This is a basic exploratory tensorflow implementation of the paper "NeRF: Representing Scenes as Neural Radiance Fields for View Synthesis". It comprises of two exploration parts. One part consists of only startified sampling (coarse grained sampling) and the other part consists of bother startified as well as hierarchical sampling (fine-grained sampling).
The dataset utilizied is: http://cseweb.ucsd.edu/~viscomp/projects/LF/papers/ECCV20/nerf/tiny_nerf_data.npz
I used following code as reference: https://github.com/bmild/nerf/blob/master/tiny_nerf.ipynb
I only perform uniform random sampling for getting 3D points along rays. I compare the function approximation between coordinate space to RGB-density space, as MLP, CNN and Attention Architecture.
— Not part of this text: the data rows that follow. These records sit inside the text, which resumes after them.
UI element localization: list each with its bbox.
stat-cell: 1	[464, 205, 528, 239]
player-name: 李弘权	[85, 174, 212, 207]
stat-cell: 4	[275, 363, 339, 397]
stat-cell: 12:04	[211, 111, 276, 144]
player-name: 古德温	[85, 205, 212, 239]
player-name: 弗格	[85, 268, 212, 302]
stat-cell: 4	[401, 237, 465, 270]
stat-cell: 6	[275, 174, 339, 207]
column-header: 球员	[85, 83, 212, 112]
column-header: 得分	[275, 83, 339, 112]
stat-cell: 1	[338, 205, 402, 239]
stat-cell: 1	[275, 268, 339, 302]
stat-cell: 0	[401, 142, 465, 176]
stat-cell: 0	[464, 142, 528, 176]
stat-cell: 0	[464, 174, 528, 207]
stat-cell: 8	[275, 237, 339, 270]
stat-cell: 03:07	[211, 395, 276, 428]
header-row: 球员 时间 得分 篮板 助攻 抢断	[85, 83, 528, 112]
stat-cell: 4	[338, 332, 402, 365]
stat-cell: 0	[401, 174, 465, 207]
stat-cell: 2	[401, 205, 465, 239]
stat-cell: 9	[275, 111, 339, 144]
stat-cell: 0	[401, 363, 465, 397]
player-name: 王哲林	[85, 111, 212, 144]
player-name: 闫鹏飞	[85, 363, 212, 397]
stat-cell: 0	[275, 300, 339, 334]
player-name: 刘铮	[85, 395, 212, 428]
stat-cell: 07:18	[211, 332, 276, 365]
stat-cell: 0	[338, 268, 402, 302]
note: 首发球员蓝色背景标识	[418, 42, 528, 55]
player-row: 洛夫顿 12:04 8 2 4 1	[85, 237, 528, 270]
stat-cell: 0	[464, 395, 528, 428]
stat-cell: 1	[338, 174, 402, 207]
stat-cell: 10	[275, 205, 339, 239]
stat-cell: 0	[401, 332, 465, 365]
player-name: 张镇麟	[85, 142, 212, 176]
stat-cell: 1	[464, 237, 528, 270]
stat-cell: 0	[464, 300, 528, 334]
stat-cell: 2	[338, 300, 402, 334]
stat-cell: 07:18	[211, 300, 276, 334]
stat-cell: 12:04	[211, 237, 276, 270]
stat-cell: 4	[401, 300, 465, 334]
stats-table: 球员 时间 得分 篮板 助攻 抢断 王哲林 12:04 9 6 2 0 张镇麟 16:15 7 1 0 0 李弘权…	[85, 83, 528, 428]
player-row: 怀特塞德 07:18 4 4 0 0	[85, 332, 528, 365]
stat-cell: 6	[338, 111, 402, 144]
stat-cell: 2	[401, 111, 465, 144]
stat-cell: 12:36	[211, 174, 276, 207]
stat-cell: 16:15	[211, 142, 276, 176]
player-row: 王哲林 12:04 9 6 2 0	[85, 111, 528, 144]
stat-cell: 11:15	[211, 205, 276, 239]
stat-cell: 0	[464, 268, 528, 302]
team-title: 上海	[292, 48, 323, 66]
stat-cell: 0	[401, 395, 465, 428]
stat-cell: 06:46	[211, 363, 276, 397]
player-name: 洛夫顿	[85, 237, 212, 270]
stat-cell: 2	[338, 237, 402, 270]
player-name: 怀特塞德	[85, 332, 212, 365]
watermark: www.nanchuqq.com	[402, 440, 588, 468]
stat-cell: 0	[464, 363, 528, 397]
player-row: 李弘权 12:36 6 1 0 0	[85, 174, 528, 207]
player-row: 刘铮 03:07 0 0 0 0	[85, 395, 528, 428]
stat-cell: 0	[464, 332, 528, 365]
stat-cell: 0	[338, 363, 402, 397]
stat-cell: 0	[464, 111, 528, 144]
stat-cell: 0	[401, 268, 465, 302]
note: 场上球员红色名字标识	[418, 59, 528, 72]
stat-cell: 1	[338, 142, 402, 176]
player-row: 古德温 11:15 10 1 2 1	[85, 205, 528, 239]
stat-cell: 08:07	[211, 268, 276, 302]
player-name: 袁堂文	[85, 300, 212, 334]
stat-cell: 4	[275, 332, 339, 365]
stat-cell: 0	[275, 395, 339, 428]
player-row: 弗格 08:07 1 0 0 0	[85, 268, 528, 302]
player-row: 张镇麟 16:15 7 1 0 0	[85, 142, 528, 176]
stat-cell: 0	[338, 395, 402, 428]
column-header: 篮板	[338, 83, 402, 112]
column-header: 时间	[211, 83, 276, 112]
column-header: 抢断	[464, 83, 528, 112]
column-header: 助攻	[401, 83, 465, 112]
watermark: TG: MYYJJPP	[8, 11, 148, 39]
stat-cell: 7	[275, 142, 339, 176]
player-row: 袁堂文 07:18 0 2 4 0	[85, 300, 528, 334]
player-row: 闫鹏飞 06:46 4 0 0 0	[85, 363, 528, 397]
In following 360 degree view rendering comparison, MLP's overfitting capability serves to make it suitable for the rendering task.
I used following pytorch based code for reference: https://github.com/yenchenlin/nerf-pytorch/blob/master/run_nerf.py.
I perform first uniform sampling, and then hiearchical sampling to sample additional points around these uniform random points. I compare the function approximation between coordinate space to RGB-density space, as MLP, CNN and Attention Architecture. In following 360 degree view rendering comparison, the results are not great, and requires further work. But MLP seems to be best architecture for NeRF task.